Sunday, October 03, 2010

VIFF Review: An Ecology of Mind

An Ecology of Mind
Granville 7 Theatre 5
Saturday, October 2, 2010 9:00pm

From the film synopsis you think this would be a typical biography of a scientist and his work in a narrow field of study. But director Nora Bateson manages to convey the connectedness of thought that underpins the work of her father scientist Gregory Bateson. Gregory was a modern Renaissance man whose areas of study and ideas threaded together anthropology, biology, psychology, technology, and ecology. Interviews with wide ranging figures like Internet pioneer Steward Brand, physicist and author of The Tao of Physics Fritjof Capra, and former California governor Jerry Brown attest to the influence and importance of Gregory's ideas. For Gregory, understanding something in isolated detail was just an exercise in cataloging. Without understanding its relationships to surrounding objects you completely miss the big picture—context matters.

There is much footage of Gregory with his measured and eloquent English accent, as he lectures, and discusses the importance of understanding relationships. He was an avid documentarian, taking thousands of photos and hours of footage when he worked with his then wife anthropologist Margaret Mead in Indonesia. Nothing seemed beyond his purview. He was a formidable and rigorous thinker, but a caring man who was especially tender with his youngest daughter.

Gregory's ideas about systems and relationships form an ecology of mind. He comes up with the concept of the "double bind" as a Catch-22 situation caused by dead-end thinking characterized by false dichotomies like the economy versus the environment, man versus nature, conservative versus liberal. As Gregory points out, divisions and definitions are often arbitrary conveniences which lead to restricted thinking about politics, economics, and the world.

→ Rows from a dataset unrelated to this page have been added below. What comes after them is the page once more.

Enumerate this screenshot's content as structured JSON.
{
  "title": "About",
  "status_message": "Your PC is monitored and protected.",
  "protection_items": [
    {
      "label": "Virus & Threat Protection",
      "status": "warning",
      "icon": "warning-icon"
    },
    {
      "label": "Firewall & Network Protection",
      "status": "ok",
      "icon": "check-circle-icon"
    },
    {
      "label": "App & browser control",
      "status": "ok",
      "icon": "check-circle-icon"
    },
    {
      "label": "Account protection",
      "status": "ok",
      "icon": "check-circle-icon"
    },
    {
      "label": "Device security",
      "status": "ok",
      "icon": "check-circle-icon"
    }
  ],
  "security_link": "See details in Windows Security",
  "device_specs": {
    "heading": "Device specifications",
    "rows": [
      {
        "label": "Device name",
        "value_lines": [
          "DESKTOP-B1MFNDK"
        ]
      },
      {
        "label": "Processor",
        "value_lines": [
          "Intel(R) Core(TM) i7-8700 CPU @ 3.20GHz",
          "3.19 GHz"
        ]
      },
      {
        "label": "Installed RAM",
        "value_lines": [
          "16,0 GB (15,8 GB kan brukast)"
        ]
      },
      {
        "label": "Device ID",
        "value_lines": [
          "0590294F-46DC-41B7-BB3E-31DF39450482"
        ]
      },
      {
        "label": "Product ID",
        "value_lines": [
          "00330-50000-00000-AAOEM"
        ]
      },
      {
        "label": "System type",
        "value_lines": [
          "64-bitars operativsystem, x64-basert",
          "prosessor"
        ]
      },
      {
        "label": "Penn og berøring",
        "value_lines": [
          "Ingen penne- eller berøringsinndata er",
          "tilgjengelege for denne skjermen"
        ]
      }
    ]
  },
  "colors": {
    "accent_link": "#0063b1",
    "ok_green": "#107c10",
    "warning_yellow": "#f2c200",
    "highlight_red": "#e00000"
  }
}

In the filmmaker Q&A after this world premiere screening, Nora points out how this film could not have been made 20 years ago and how her father's ideas can only now become mainstream. It took the rise of the environmental movement, and the computer revolution and Internet to make systems thinking of the interconnectedness of things to be mainstream. As human society must recognize and solve deeply interconnected problems, the solutions will only come through deep understanding of the systems and relationships we depend on.